# Does anyone make their own sausage?



## Kristinemomof3 (Sep 17, 2012)

Next week Meijer has pork shoulder on sale for .99 a pound. Will I need to get more fat? Do you usually have to pay for fat or will they give it to you? How much fat will I need/pound. Any good recipes? Sorry, we did make sausage a long time ago when we butchered a hog with friends. We like sausage, but it gets so expensive, so I thought this might be cheaper. I have a grinder and don't mind the extra work involved.
Thanks,
Kristine


----------



## dkhern (Nov 30, 2012)

when i make it it is usually with wild pork. i use about 25% fat. i season with sage and red pepper. mis well then fry a patty and taste adjust till you get it the way you like. then stuff in 1# bags. or you can make patties freeze in cookie sheet then transfer into zip lock. good luck


----------



## Bret (Oct 3, 2003)

Sounds good. I can only say that I added a pork shoulder to venison one time to make brauts. They were a little dry but oh so good. I agree...fry one on.


----------



## FarmChix (Mar 3, 2013)

I use the same ingredients as dkhern, and for Italian sausage, I add fennel seed and garlic powder. I will sometimes add just a bit of garlic and onion powder to regular sausage. You will need a little fat for texture. I roll it into a chub (like you see at the grocery) using a sheet of wax paper. Take the wax paper off before freezing, or it will be awful to try to get back off.


----------



## Stephen in SOKY (Jun 6, 2006)

I kill hogs here on the farm regularly and use the A.C. Legg seasonings of whichever level of heat I desire.

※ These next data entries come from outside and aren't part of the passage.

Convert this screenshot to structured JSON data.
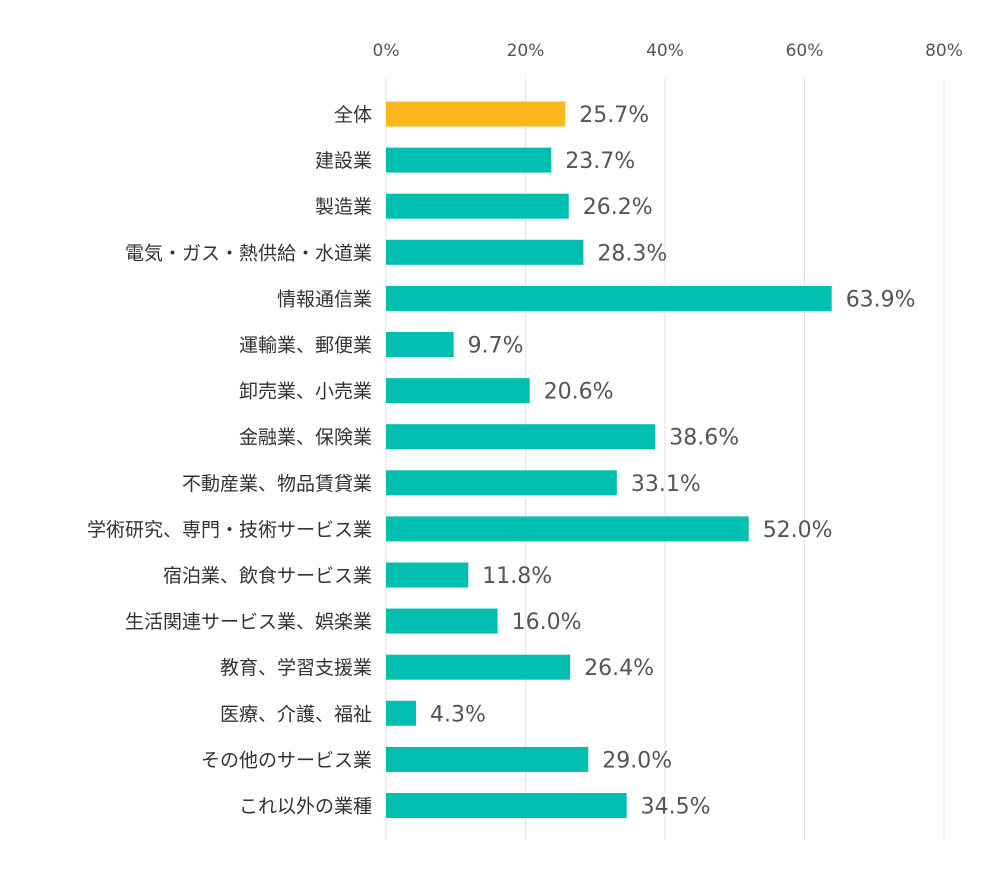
{
  "chart_data": {
    "type": "bar",
    "orientation": "horizontal",
    "title": "",
    "xlabel": "",
    "ylabel": "",
    "xlim": [
      0,
      80
    ],
    "ticks": [
      0,
      20,
      40,
      60,
      80
    ],
    "tick_suffix": "%",
    "tick_position": "top",
    "grid": true,
    "legend": "none",
    "colors": {
      "highlight": "#fbb81c",
      "bar": "#00bfb0",
      "grid": "#e6e6e6"
    },
    "categories": [
      "全体",
      "建設業",
      "製造業",
      "電気・ガス・熱供給・水道業",
      "情報通信業",
      "運輸業、郵便業",
      "卸売業、小売業",
      "金融業、保険業",
      "不動産業、物品賃貸業",
      "学術研究、専門・技術サービス業",
      "宿泊業、飲食サービス業",
      "生活関連サービス業、娯楽業",
      "教育、学習支援業",
      "医療、介護、福祉",
      "その他のサービス業",
      "これ以外の業種"
    ],
    "values": [
      25.7,
      23.7,
      26.2,
      28.3,
      63.9,
      9.7,
      20.6,
      38.6,
      33.1,
      52.0,
      11.8,
      16.0,
      26.4,
      4.3,
      29.0,
      34.5
    ],
    "value_labels": [
      "25.7%",
      "23.7%",
      "26.2%",
      "28.3%",
      "63.9%",
      "9.7%",
      "20.6%",
      "38.6%",
      "33.1%",
      "52.0%",
      "11.8%",
      "16.0%",
      "26.4%",
      "4.3%",
      "29.0%",
      "34.5%"
    ],
    "highlight_index": 0
  }
}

They're an instock item at 2 local grocery stores here or they can be ordered here among other places: http://www.askthemeatman.com/ac_legg_hot_pork_sausage_seasoning.htm?gclid=COrqsIy43bkCFcvm7Aod5EEAZw


----------



## oregon woodsmok (Dec 19, 2010)

I make sausage in casings with pork shoulder and don't add fat. They are a bit dryer than commercial sausage, but pretty darn good. For the bulk sausage, pork shoulder without added fat is plenty fat enough.

It nice to be able to ask what is in the sausage without getting sick when you hear what you are eating.


----------



## jwal10 (Jun 5, 2010)

The thing with homemade sausage IS less fat and the flavor you want. Cook at a lower temp longer to still be well done but juicy. I make turkey sausage with wild turkeys and only add 1 slice of bacon for flavor and added fat....James


----------



## backwoods (Sep 12, 2004)

I also make Italian sausage, adding about 1/2 cup of red wine, caraway & fennel seed, ground coriander, a generous amount of Italian seasoning, salt, and a bit of red pepper flakes. Let it sit overnight in the frig to absorb the flavors, then fry up some and try it. It is SOOO good!


----------



## okiemom (May 12, 2002)

made sausage once with a home butchered pig. I don't think fat was added. it was lean but it was still so good. it is the spice mixture that makes it. my MIL just kept frying up a patty until they got the spices right. no fat needed. 

everyone raves about blue and gold sausage, but the last time we had it, it produced half in fat/drippings. we just about floated away. maybe it is just that there is really lean sausage now and that sausage for gravy is just way to fatty. :shrug:


----------



## sugarspinner (May 12, 2002)

We've made sausage for years when we were butchering. Didn't add extra fat because we didn't want it too fat. I added salt, pepper, brown sugar (or maple sugar when we had it) and sage. We'd either eat fresh, freeze it or stuff it in muslin bags about 2 inches in diameter and smoke. Yummm. That spoiled us for eating any sausage we'd buy after that.


----------



## rcbaughn (Mar 24, 2013)

Here is the ultimate sausage website in my book. All you'll ever need to know. Good luck!

Sausage Making Info


----------



## picklehopper (Sep 18, 2013)

Posting here so I can find it again. Can't contribute any information but the best sausage I have ever had was Bear/Elk combo, it had mustard seed in it. Been wanting this type of information forever! Hope to learn!


----------